Pourquoi le champ de vision (FOV) reste un verrou
Le Field Of View (FOV), ou champ de vision, décrit l’angle visible dans le casque. Plus il est large, plus la scène remplit la vision périphérique et moins on a l’impression de regarder à travers une ouverture.
Un FOV limité peut réduire la sensation de présence, même avec une bonne résolution. Le cerveau repère alors un cadre, comme un « masque », ce qui peut freiner l’adhésion et le confort sur des sessions longues.
- FOV horizontal : largeur perçue de gauche à droite
- FOV vertical : hauteur perçue de haut en bas
- Vision périphérique : zone cruciale pour l’immersion et la détection d’événements latéraux
Hypervision : des optiques déjà repérées dans l’écosystème XR
Skarredghost rappelle que l’un des sujets qui a peu évolué en VR grand public est le FOV. Certaines entreprises s’y attaquent, dont Hypervision, une startup reconnue pour ses systèmes optiques à très large champ.
Le lien avec le marché est concret : si le Lynx R2 (un casque MR) annonce un FOV large pour un standalone, c’est notamment parce qu’il utilise des lentilles conçues par Hypervision.
La MR (Mixed Reality) mélange réel et virtuel, souvent via des caméras et un affichage en passthrough (vidéo du monde réel). Dans un casque « open periphery », la périphérie réelle reste visible, ce qui change les besoins en FOV.

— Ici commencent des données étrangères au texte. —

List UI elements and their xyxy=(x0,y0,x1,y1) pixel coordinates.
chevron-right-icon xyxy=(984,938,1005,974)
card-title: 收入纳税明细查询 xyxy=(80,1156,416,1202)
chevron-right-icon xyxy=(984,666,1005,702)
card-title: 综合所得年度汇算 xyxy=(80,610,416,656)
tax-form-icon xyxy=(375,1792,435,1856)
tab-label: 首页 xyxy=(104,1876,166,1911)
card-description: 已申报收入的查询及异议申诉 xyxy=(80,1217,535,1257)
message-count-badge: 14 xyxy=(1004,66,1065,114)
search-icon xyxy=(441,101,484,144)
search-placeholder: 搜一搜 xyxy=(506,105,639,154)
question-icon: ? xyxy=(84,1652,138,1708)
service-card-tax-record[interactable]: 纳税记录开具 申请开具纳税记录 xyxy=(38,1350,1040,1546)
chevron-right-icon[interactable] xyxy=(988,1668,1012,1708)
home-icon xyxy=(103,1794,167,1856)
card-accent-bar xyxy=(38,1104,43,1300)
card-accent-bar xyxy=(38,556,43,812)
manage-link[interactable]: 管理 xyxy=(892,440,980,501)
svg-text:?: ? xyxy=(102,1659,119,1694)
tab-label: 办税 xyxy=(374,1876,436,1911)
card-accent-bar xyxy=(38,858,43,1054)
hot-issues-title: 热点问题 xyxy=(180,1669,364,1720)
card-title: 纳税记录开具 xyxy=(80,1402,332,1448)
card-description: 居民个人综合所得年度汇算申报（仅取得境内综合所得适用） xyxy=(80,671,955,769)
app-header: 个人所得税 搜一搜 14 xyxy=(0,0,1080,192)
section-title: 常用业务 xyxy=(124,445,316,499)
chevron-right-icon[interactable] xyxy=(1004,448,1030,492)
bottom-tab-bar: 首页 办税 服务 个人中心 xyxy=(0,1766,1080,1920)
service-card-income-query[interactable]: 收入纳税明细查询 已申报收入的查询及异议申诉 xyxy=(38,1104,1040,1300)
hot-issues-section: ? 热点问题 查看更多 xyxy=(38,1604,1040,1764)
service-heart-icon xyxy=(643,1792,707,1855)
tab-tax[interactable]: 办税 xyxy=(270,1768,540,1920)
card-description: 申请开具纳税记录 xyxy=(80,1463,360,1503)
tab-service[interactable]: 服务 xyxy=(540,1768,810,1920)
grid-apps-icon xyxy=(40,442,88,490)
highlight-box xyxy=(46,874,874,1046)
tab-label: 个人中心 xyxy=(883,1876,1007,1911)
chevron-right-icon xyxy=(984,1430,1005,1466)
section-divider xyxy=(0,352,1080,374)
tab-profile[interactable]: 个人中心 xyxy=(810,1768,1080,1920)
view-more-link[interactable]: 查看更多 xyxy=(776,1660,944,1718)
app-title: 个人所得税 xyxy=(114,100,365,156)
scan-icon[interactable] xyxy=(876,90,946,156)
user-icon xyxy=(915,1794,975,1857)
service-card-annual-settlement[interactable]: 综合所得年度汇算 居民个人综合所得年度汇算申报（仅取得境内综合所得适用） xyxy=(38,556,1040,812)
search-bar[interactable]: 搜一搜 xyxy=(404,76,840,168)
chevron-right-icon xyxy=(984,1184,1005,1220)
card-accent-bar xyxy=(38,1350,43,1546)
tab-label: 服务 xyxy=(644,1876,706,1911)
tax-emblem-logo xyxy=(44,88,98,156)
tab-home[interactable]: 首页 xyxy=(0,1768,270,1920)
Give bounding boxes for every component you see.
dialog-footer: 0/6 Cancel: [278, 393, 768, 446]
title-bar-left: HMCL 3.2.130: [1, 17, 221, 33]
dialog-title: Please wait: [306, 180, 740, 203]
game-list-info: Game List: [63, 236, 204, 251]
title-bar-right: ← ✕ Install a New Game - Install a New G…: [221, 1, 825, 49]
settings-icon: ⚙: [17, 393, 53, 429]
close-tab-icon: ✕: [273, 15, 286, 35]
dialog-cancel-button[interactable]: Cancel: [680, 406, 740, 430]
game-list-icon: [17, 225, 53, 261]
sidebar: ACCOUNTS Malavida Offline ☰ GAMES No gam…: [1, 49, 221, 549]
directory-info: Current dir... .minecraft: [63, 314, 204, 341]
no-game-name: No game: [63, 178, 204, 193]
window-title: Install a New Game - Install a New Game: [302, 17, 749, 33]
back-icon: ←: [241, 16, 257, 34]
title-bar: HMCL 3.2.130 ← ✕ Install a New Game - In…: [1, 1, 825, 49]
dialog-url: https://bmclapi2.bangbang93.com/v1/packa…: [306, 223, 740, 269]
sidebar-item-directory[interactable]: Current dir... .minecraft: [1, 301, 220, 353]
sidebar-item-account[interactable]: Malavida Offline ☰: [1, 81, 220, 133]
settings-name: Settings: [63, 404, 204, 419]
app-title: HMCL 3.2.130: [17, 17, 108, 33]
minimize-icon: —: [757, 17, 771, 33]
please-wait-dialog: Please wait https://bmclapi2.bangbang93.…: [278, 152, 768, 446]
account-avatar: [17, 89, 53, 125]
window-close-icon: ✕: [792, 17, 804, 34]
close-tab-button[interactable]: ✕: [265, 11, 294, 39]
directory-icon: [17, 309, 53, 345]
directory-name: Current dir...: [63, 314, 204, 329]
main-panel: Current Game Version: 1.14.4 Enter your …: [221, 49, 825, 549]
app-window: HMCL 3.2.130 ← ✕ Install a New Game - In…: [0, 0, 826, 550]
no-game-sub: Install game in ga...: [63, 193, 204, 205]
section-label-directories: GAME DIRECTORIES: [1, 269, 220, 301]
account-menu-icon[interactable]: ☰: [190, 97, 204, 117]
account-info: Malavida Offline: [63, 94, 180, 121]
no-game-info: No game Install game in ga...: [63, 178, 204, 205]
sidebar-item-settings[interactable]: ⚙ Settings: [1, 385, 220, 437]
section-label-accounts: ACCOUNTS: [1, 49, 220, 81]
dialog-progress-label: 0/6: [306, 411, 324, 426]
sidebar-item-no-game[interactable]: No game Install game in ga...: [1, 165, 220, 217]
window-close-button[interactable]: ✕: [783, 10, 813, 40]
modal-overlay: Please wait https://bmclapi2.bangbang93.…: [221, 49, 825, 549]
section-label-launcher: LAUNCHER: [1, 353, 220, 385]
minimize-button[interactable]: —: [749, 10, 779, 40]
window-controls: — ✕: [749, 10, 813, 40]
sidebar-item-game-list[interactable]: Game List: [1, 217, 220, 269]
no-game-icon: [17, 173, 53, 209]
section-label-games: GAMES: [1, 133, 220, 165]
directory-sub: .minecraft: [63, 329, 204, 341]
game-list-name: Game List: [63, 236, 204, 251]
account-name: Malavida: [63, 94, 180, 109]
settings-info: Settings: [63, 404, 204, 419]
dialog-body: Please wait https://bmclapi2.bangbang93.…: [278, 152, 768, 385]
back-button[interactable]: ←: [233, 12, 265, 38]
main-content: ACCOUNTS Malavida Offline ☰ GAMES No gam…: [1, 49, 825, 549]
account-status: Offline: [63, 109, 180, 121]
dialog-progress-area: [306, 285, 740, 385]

Ce que Skarredghost a testé : des prototypes déjà très immersifs
Lors de United XR Europe, Skarredghost a pu essayer plusieurs prototypes Hypervision. Avant le modèle extrême, il décrit deux systèmes précédents, déjà impressionnants, basés sur des écrans Fast-LCD.
Le premier prototype (d’environ un an et demi) utilise des dalles BOE. Il annonce 2.1K par œil et surtout un FOV déjà large : 160° x 120°. L’auteur insiste sur l’effet « yeux remplis d’images », y compris en périphérie.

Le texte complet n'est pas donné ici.